Dalam Peraturan Pemerintah No. 8 Tahun 1981 tentang Perlindungan Upah disebutkan bahwa upah adalah suatu penerimaan sebagai imbalan dari pengusaha kepada buruh untuk suatu pekerjaan atau jasa yang telah atau akan dilaksanakan, dinyatakan atau dinilai dalam bentuk uang yang ditetapkan menurut persetujuan atau perundang-undangan yang berlaku dan dibayarkan atas dasar suatu perjanjian kerja antara pengusaha dengan buruh, termasuk tunjangan baik untuk buruh itu sendiri maupun keluarganya.

Sedangkan dalam pasal 1 angka 30 Undang-Undang Tahun 2003 tentang ketenagakerjaan memberikan pengertian upah adalah hak pekerja/buruh yang diterima dan dinyatakan dalam bentuk uang sebagai imbalan dari pengusaha atau pemberi kerja kepada pekerja/buruh yang ditetapkan dan dibayarkan menurut suatu perjanjian kerja, kesepakatan, atau peraturan perundang-undangan, termasuk tunjangan bagi pekerja/buruh dan keluarganya atas suatu pekerjaan dan/atau jasa yang telah atau akan dilakukan.
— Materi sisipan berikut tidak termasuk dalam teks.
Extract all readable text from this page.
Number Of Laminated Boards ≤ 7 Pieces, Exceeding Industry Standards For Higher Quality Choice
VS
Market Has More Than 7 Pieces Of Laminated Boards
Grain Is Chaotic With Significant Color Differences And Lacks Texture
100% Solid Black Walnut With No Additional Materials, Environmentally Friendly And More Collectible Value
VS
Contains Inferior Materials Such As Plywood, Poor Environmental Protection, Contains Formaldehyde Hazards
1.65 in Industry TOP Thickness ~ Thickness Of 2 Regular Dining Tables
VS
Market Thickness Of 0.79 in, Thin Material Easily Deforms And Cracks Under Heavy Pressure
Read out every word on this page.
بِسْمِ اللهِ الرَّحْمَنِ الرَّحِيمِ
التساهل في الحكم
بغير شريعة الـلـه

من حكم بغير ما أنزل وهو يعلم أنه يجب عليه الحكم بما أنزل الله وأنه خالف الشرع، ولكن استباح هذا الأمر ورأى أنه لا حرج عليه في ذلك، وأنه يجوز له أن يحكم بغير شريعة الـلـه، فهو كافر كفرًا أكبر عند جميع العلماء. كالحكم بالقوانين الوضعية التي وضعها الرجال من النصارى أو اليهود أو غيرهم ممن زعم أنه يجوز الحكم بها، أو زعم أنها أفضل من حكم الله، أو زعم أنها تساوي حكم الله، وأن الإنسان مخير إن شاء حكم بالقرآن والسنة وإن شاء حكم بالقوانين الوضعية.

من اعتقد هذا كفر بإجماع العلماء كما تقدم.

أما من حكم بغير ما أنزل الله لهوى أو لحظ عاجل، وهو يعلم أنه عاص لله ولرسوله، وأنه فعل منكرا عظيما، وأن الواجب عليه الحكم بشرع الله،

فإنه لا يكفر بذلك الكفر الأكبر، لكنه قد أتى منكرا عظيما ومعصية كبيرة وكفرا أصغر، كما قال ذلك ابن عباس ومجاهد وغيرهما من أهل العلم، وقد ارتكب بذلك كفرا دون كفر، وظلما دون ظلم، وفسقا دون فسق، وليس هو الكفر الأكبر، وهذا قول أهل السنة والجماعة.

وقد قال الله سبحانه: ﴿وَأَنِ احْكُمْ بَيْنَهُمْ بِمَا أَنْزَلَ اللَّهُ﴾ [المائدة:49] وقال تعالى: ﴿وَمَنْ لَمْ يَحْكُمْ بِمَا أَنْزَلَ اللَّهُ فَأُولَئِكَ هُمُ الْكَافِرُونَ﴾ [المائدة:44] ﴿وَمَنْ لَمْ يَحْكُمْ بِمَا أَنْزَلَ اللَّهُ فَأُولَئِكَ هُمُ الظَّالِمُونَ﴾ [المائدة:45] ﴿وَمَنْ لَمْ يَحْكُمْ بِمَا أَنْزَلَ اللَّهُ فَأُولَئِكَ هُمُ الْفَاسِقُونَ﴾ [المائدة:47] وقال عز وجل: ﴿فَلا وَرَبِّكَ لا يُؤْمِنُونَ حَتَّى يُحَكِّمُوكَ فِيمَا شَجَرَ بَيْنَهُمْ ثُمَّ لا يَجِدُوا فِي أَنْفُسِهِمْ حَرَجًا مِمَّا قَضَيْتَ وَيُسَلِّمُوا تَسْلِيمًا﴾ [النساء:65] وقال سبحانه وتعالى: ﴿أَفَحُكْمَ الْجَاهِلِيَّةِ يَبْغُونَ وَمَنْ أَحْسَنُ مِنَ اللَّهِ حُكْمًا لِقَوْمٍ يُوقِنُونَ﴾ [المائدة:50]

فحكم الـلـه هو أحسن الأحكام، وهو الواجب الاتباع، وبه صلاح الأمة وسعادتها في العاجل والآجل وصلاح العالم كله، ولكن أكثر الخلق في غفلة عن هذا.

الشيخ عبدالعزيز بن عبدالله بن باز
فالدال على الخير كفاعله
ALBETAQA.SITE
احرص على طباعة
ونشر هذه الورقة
Peranan upah disini sangat penting dan upah merupakan ciri khas suatu hubungan kerja, bahkan dapat dikatakan upah adalah tujuan utama seseorang pekerja/buruh bekerja pada orang lain atau badan hokum. Oleh karena itulah dibutuhkan peranan pemerintah untuk menangani permasalahan dalam upah melalui berbagai macam kebijakan. Untuk menjaga agar jangan sampai upah yang diterima terlalu rendah, maka pemerintah turut menetapkan standar upah terendah melalui peraturan perundang-undangan. Dan inilah yang disebut upah minimum.

Undang-Undang No. 13 Tahun 2003 Pasal 88 ayat (1) menyebutkan setiap pekerja/buruh berhak memperoleh penghasilan yang memenuhi penghidupan yang layak bagi kemanusiaan.

b)   Perlindungan Upah

Problematika ketenagakerjaan/perburuhan sepanjang masa tidak pernah selesai, dari masalah perlindungan, pengupahan, kesejahteraan, perselisihan hubungan industrial, pembinaan, dan pengawaan ketenagakerjaan. Hal ini lebih diakibatkan kelemahan pemerintah secara sistemik dalam mengimplementasikan undang-undang ketenagakerjaan, bahkan cenderung ada penyimpangan, hal lain masalah koordinasi dan kinerja antar lembaga belum optimal dan masih sangat memprihatinkan.

Dewasa ini kebijakan penetapan upah minimum masih menemui banyak kendala sebagai akibat belum terwujudnya satu keseragaman upah. Oleh karena itu, upah minimum ditetapkan berdasarkan wilayah provinsi atau kabupaten/kota dan sektor pada wilayah provinsi kabupaten/kota. Upah minimum tersebut ditetapkan oleh gubernur untuk wilayah provinsi dan oleh bupati/wali kota untuk wilayah kabupaten/kota, dengan memperhatikan rekomendasi dari Dewan Pengupahan Provinsi atau bupati/wali kota. Pengusaha dalam hal ini tidak boleh membayar upah lebih rendah dari upah minimum yang telah ditetapkan di masing-masing wilayah.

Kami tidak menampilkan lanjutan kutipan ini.